January 25, 2008

Linguification extinct?

Just a word to thank the journalistic community at large for apparently giving up the practice of linguification, which used to puzzle me so much. I did catch someone on NPR saying in November 2006 that "when you say recount you know the word Florida can't be far behind" (totally false, of course: recount gets 4.8 million Google hits, while {recount Florida} gets only 166,000, so that means over 96% of the time a page with recount on it does not have Florida on it anywhere [but see below]). Then 2006 ended, and 2007 was blissfully free of linguifications as far as my recollections are concerned. Language Log apparently did not have to mention the word at all during last year. The term bloomed in July 2006, and flourished, and then like a fragile flower it was gone before that year ended, and with it the phenomenon to which it referred. No more occurrences of this strange trope — writing a demonstrably false claim about linguistic occurrences as a perverted way of expressing a (possibly true) claim about non-linguistic matters — were ever seen again. We have vanquished the practice.

Unless... Why do I have a sinking feeling that people are now going to start mailing my Gmail account with new sightings, and thus disappoint me in this matter?
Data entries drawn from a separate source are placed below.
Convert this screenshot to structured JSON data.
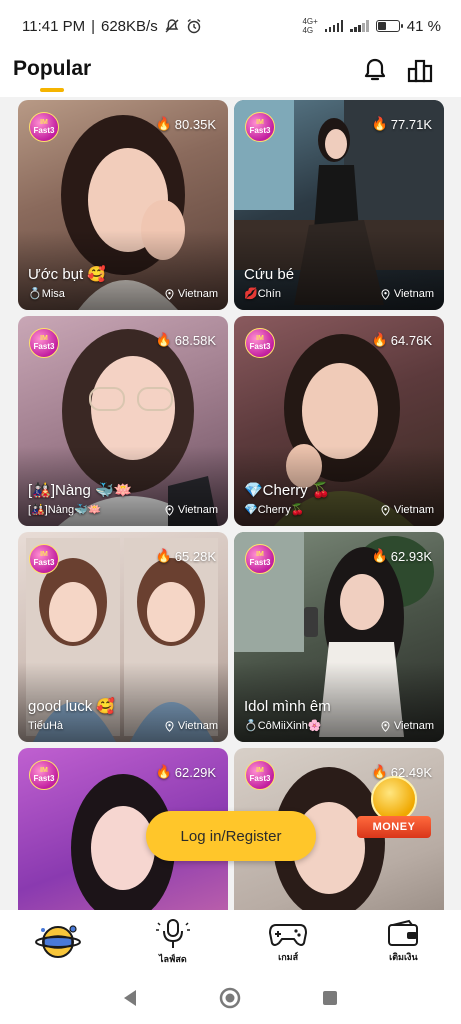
{
  "status_bar": {
    "time": "11:41 PM",
    "separator": "|",
    "speed": "628KB/s",
    "network_badge_top": "4G+",
    "network_badge_bottom": "4G",
    "battery_percent": "41",
    "battery_symbol": "%",
    "battery_level": 0.41
  },
  "header": {
    "tab_popular": "Popular",
    "accent": "#f5b400"
  },
  "streams": [
    {
      "badge_top": "IM",
      "badge_bottom": "Fast3",
      "viewers": "80.35K",
      "title": "Ước bụt 🥰",
      "host": "Misa",
      "host_prefix": "💍",
      "location": "Vietnam"
    },
    {
      "badge_top": "IM",
      "badge_bottom": "Fast3",
      "viewers": "77.71K",
      "title": "Cứu bé",
      "host": "Chín",
      "host_prefix": "💋",
      "location": "Vietnam"
    },
    {
      "badge_top": "IM",
      "badge_bottom": "Fast3",
      "viewers": "68.58K",
      "title": "[🎎]Nàng 🐳🪷",
      "host": "[🎎]Nàng🐳🪷",
      "host_prefix": "",
      "location": "Vietnam"
    },
    {
      "badge_top": "IM",
      "badge_bottom": "Fast3",
      "viewers": "64.76K",
      "title": "💎Cherry 🍒",
      "host": "Cherry🍒",
      "host_prefix": "💎",
      "location": "Vietnam"
    },
    {
      "badge_top": "IM",
      "badge_bottom": "Fast3",
      "viewers": "65.28K",
      "title": "good luck 🥰",
      "host": "TiểuHà",
      "host_prefix": "",
      "location": "Vietnam"
    },
    {
      "badge_top": "IM",
      "badge_bottom": "Fast3",
      "viewers": "62.93K",
      "title": "Idol mình êm",
      "host": "CôMiiXinh🌸",
      "host_prefix": "💍",
      "location": "Vietnam"
    },
    {
      "badge_top": "IM",
      "badge_bottom": "Fast3",
      "viewers": "62.29K",
      "title": "",
      "host": "",
      "host_prefix": "",
      "location": ""
    },
    {
      "badge_top": "IM",
      "badge_bottom": "Fast3",
      "viewers": "62.49K",
      "title": "",
      "host": "",
      "host_prefix": "",
      "location": ""
    }
  ],
  "login_button": "Log in/Register",
  "money_promo": "MONEY",
  "bottom_nav": {
    "items": [
      {
        "icon": "planet-home-icon",
        "label": ""
      },
      {
        "icon": "microphone-live-icon",
        "label": "ไลฟ์สด"
      },
      {
        "icon": "gamepad-icon",
        "label": "เกมส์"
      },
      {
        "icon": "wallet-icon",
        "label": "เติมเงิน"
      }
    ]
  },
  "colors": {
    "login_button": "#ffc62a",
    "flame": "#ff6a00",
    "badge": "#c21fa0"
  }
}
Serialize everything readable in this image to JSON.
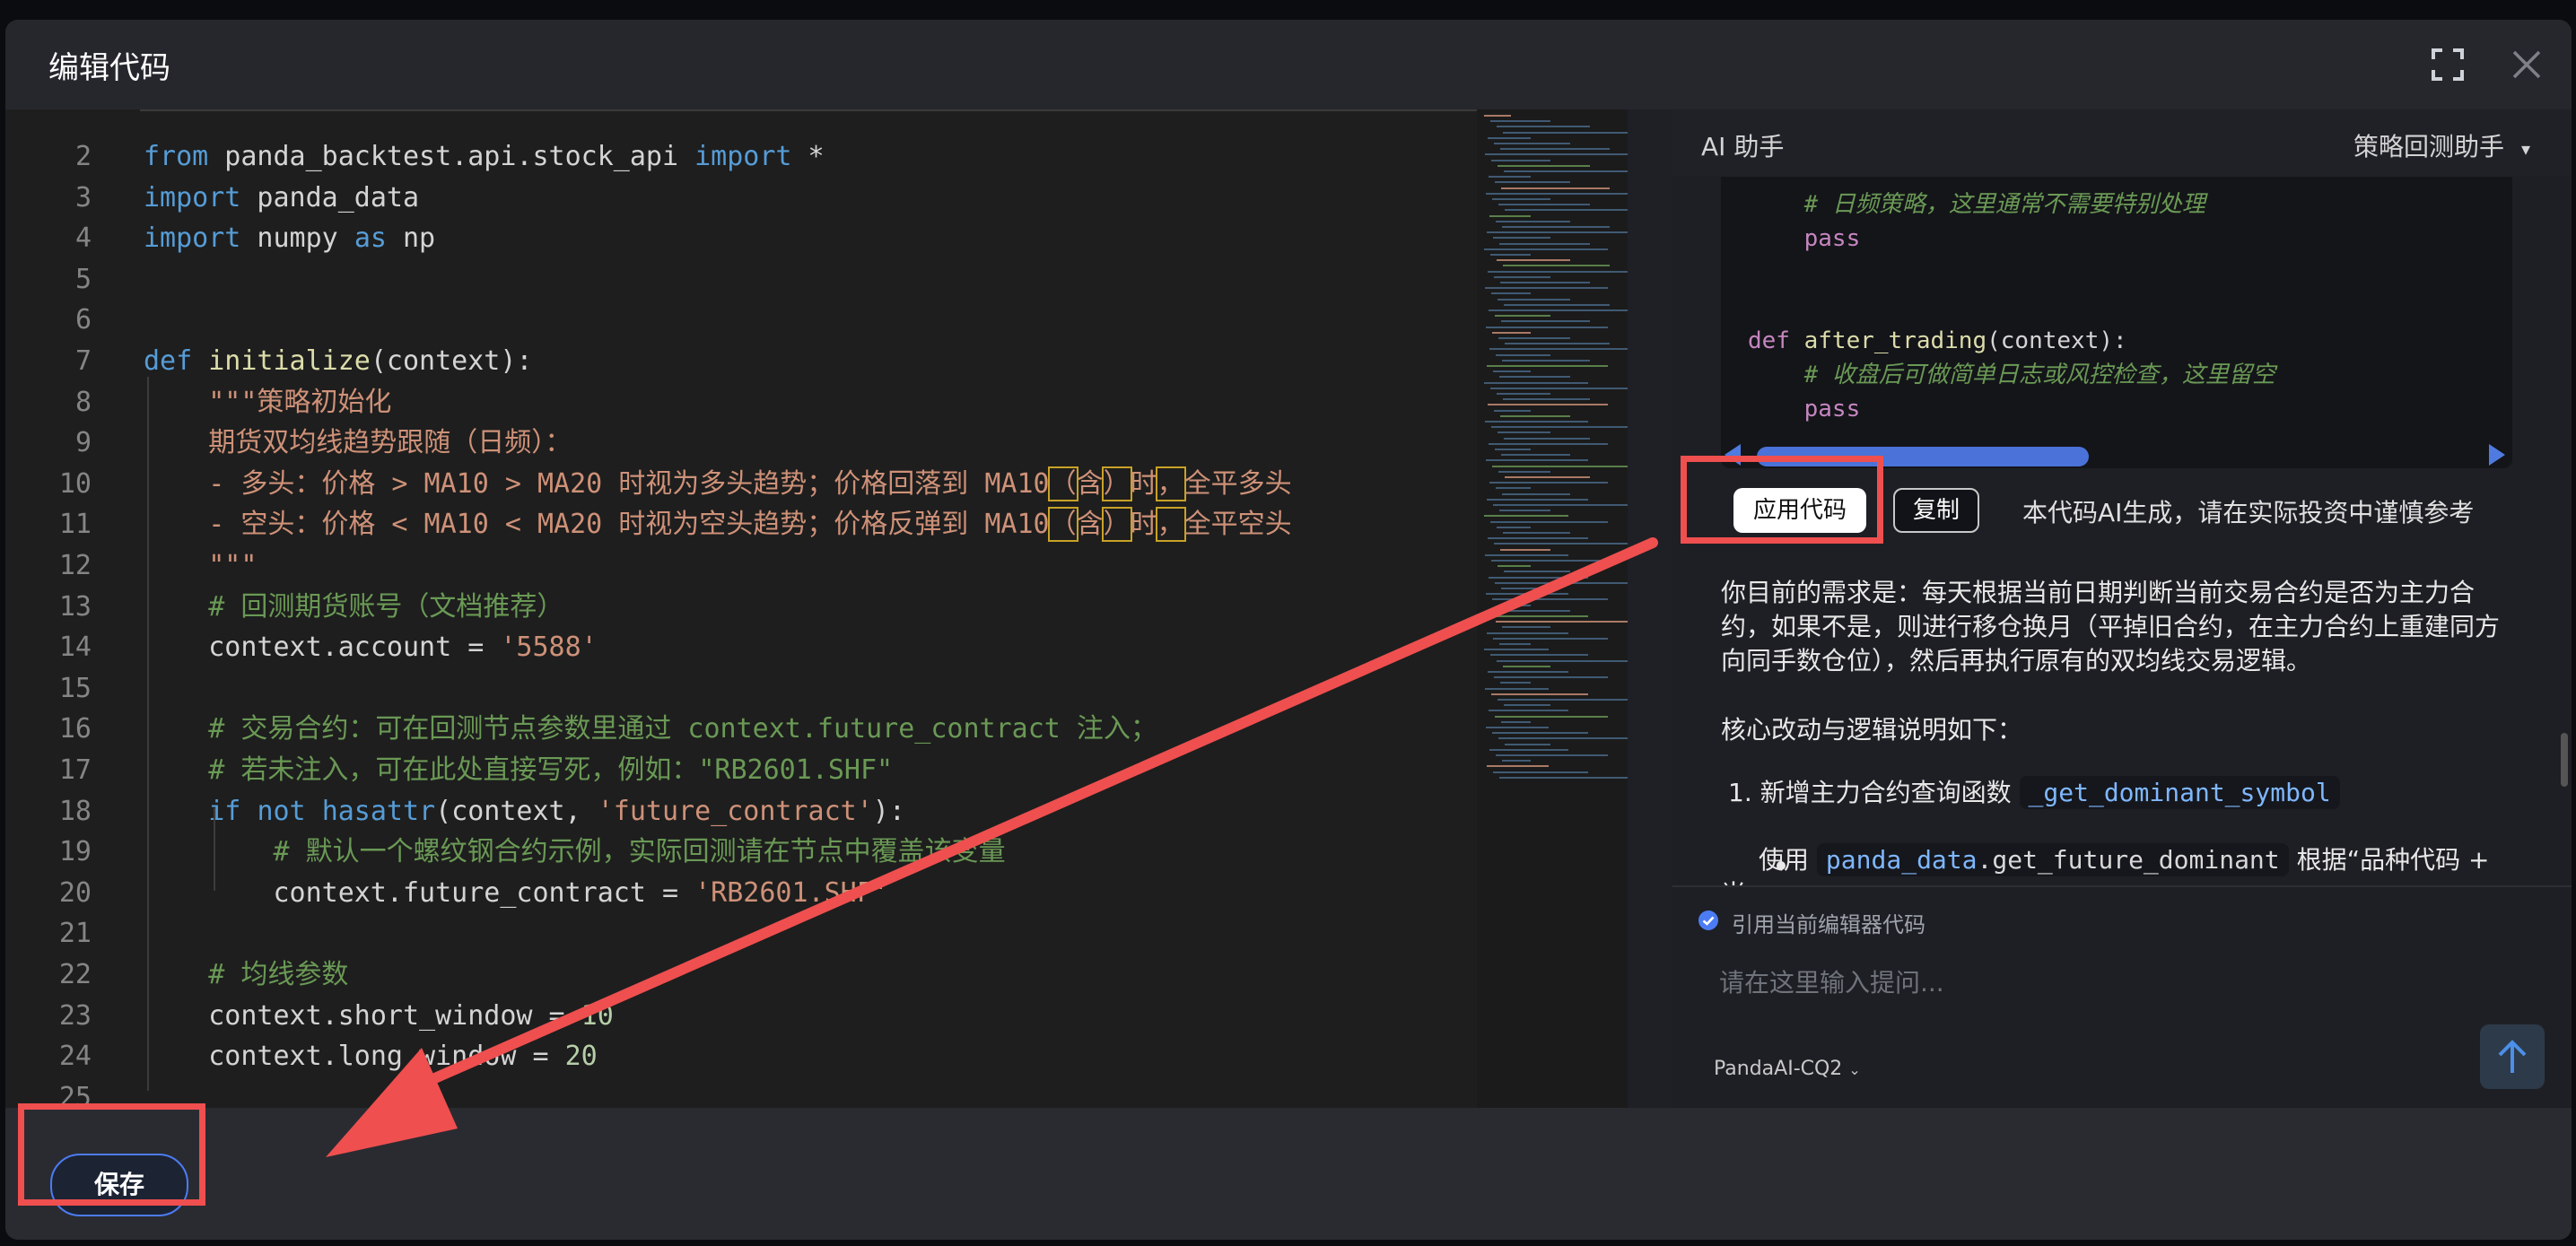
{
  "dialog": {
    "title": "编辑代码"
  },
  "editor": {
    "lines": [
      {
        "n": "2",
        "segments": [
          {
            "t": "from",
            "c": "kw"
          },
          {
            "t": " panda_backtest.api.stock_api ",
            "c": ""
          },
          {
            "t": "import",
            "c": "kw"
          },
          {
            "t": " *",
            "c": ""
          }
        ]
      },
      {
        "n": "3",
        "segments": [
          {
            "t": "import",
            "c": "kw"
          },
          {
            "t": " panda_data",
            "c": ""
          }
        ]
      },
      {
        "n": "4",
        "segments": [
          {
            "t": "import",
            "c": "kw"
          },
          {
            "t": " numpy ",
            "c": ""
          },
          {
            "t": "as",
            "c": "kw"
          },
          {
            "t": " np",
            "c": ""
          }
        ]
      },
      {
        "n": "5",
        "segments": []
      },
      {
        "n": "6",
        "segments": []
      },
      {
        "n": "7",
        "segments": [
          {
            "t": "def",
            "c": "kw"
          },
          {
            "t": " ",
            "c": ""
          },
          {
            "t": "initialize",
            "c": "fn"
          },
          {
            "t": "(context):",
            "c": ""
          }
        ]
      },
      {
        "n": "8",
        "segments": [
          {
            "t": "    \"\"\"策略初始化",
            "c": "str"
          }
        ]
      },
      {
        "n": "9",
        "segments": [
          {
            "t": "    期货双均线趋势跟随（日频）：",
            "c": "str"
          }
        ]
      },
      {
        "n": "10",
        "segments": [
          {
            "t": "    - 多头：价格 > MA10 > MA20 时视为多头趋势；价格回落到 MA10",
            "c": "str"
          },
          {
            "t": "（",
            "c": "str hl"
          },
          {
            "t": "含",
            "c": "str"
          },
          {
            "t": "）",
            "c": "str hl"
          },
          {
            "t": "时",
            "c": "str"
          },
          {
            "t": "，",
            "c": "str hl"
          },
          {
            "t": "全平多头",
            "c": "str"
          }
        ]
      },
      {
        "n": "11",
        "segments": [
          {
            "t": "    - 空头：价格 < MA10 < MA20 时视为空头趋势；价格反弹到 MA10",
            "c": "str"
          },
          {
            "t": "（",
            "c": "str hl"
          },
          {
            "t": "含",
            "c": "str"
          },
          {
            "t": "）",
            "c": "str hl"
          },
          {
            "t": "时",
            "c": "str"
          },
          {
            "t": "，",
            "c": "str hl"
          },
          {
            "t": "全平空头",
            "c": "str"
          }
        ]
      },
      {
        "n": "12",
        "segments": [
          {
            "t": "    \"\"\"",
            "c": "str"
          }
        ]
      },
      {
        "n": "13",
        "segments": [
          {
            "t": "    # 回测期货账号（文档推荐）",
            "c": "cmt"
          }
        ]
      },
      {
        "n": "14",
        "segments": [
          {
            "t": "    context.account = ",
            "c": ""
          },
          {
            "t": "'5588'",
            "c": "str"
          }
        ]
      },
      {
        "n": "15",
        "segments": []
      },
      {
        "n": "16",
        "segments": [
          {
            "t": "    # 交易合约：可在回测节点参数里通过 context.future_contract 注入；",
            "c": "cmt"
          }
        ]
      },
      {
        "n": "17",
        "segments": [
          {
            "t": "    # 若未注入，可在此处直接写死，例如：\"RB2601.SHF\"",
            "c": "cmt"
          }
        ]
      },
      {
        "n": "18",
        "segments": [
          {
            "t": "    ",
            "c": ""
          },
          {
            "t": "if",
            "c": "kw"
          },
          {
            "t": " ",
            "c": ""
          },
          {
            "t": "not",
            "c": "kw"
          },
          {
            "t": " ",
            "c": ""
          },
          {
            "t": "hasattr",
            "c": "kw"
          },
          {
            "t": "(context, ",
            "c": ""
          },
          {
            "t": "'future_contract'",
            "c": "str"
          },
          {
            "t": "):",
            "c": ""
          }
        ]
      },
      {
        "n": "19",
        "segments": [
          {
            "t": "        # 默认一个螺纹钢合约示例，实际回测请在节点中覆盖该变量",
            "c": "cmt"
          }
        ]
      },
      {
        "n": "20",
        "segments": [
          {
            "t": "        context.future_contract = ",
            "c": ""
          },
          {
            "t": "'RB2601.SHF'",
            "c": "str"
          }
        ]
      },
      {
        "n": "21",
        "segments": []
      },
      {
        "n": "22",
        "segments": [
          {
            "t": "    # 均线参数",
            "c": "cmt"
          }
        ]
      },
      {
        "n": "23",
        "segments": [
          {
            "t": "    context.short_window = ",
            "c": ""
          },
          {
            "t": "10",
            "c": "num"
          }
        ]
      },
      {
        "n": "24",
        "segments": [
          {
            "t": "    context.long_window = ",
            "c": ""
          },
          {
            "t": "20",
            "c": "num"
          }
        ]
      },
      {
        "n": "25",
        "segments": []
      }
    ]
  },
  "footer": {
    "save_label": "保存"
  },
  "assistant": {
    "title": "AI 助手",
    "mode": "策略回测助手",
    "code_block": [
      {
        "segments": [
          {
            "t": "    # 日频策略，这里通常不需要特别处理",
            "c": "cb-cmt"
          }
        ]
      },
      {
        "segments": [
          {
            "t": "    ",
            "c": ""
          },
          {
            "t": "pass",
            "c": "cb-pass"
          }
        ]
      },
      {
        "segments": []
      },
      {
        "segments": []
      },
      {
        "segments": [
          {
            "t": "def",
            "c": "cb-kw"
          },
          {
            "t": " ",
            "c": ""
          },
          {
            "t": "after_trading",
            "c": "cb-fn"
          },
          {
            "t": "(context):",
            "c": ""
          }
        ]
      },
      {
        "segments": [
          {
            "t": "    # 收盘后可做简单日志或风控检查，这里留空",
            "c": "cb-cmt"
          }
        ]
      },
      {
        "segments": [
          {
            "t": "    ",
            "c": ""
          },
          {
            "t": "pass",
            "c": "cb-pass"
          }
        ]
      }
    ],
    "apply_label": "应用代码",
    "copy_label": "复制",
    "disclaimer": "本代码AI生成，请在实际投资中谨慎参考",
    "message_p1": "你目前的需求是：每天根据当前日期判断当前交易合约是否为主力合约，如果不是，则进行移仓换月（平掉旧合约，在主力合约上重建同方向同手数仓位），然后再执行原有的双均线交易逻辑。",
    "message_p2": "核心改动与逻辑说明如下：",
    "list_item_1_prefix": "1. 新增主力合约查询函数",
    "list_item_1_code": "_get_dominant_symbol",
    "bullet_1_prefix": "使用",
    "bullet_1_code_a": "panda_data",
    "bullet_1_code_b": ".get_future_dominant",
    "bullet_1_suffix": "根据“品种代码 + 当",
    "ref_label": "引用当前编辑器代码",
    "input_placeholder": "请在这里输入提问...",
    "model": "PandaAI-CQ2"
  },
  "colors": {
    "accent": "#4c7cf3",
    "annotation": "#ef4f4f"
  }
}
I should keep my big mouth shut (if that metaphor is appropriate for a blogger; maybe it would be better to say, I should keep my big paws off the keyboard).

I'm not actually serious about the above Google figures showing anything. For one thing, the counts should have been done in 2006, or better still between November 2000 and the end of 2001. But in addition, couple of correspondents point out that Google counts on this topic are mathematically incoherent to an unusual degree. Steve Hansen, trying to distinguish the noun meaning "repeat of tabulation" from the verb meaning "narrate", found that "a recount" gets 669,000 g-hits and {"a recount" Florida} gets 215,000, and notes that this means {"a recount" Florida} get more g-hits than {recount Florida}, which simply cannot be right (every page with "a recount" on it should be a page with "recount" on it). I have replicated that result. And Tim McKenzie, thinking that the verb would not be spelled with a hyphen but the noun sometimes would be, did Google searches for {re-count} and {re-count Florida}. The former got 803,000 hits, but the latter got 1,290,000. Tim remarks:

So, the astonishing claim on NPR seems to have been an understatement; 160% of pages that mention the word "re-count" also mention the word "Florida".

None of this makes any numerical sense. There really is a lot we don't know about the Google search and tabulation algorithms.

Posted by Geoffrey K. Pullum at January 25, 2008 07:03 AM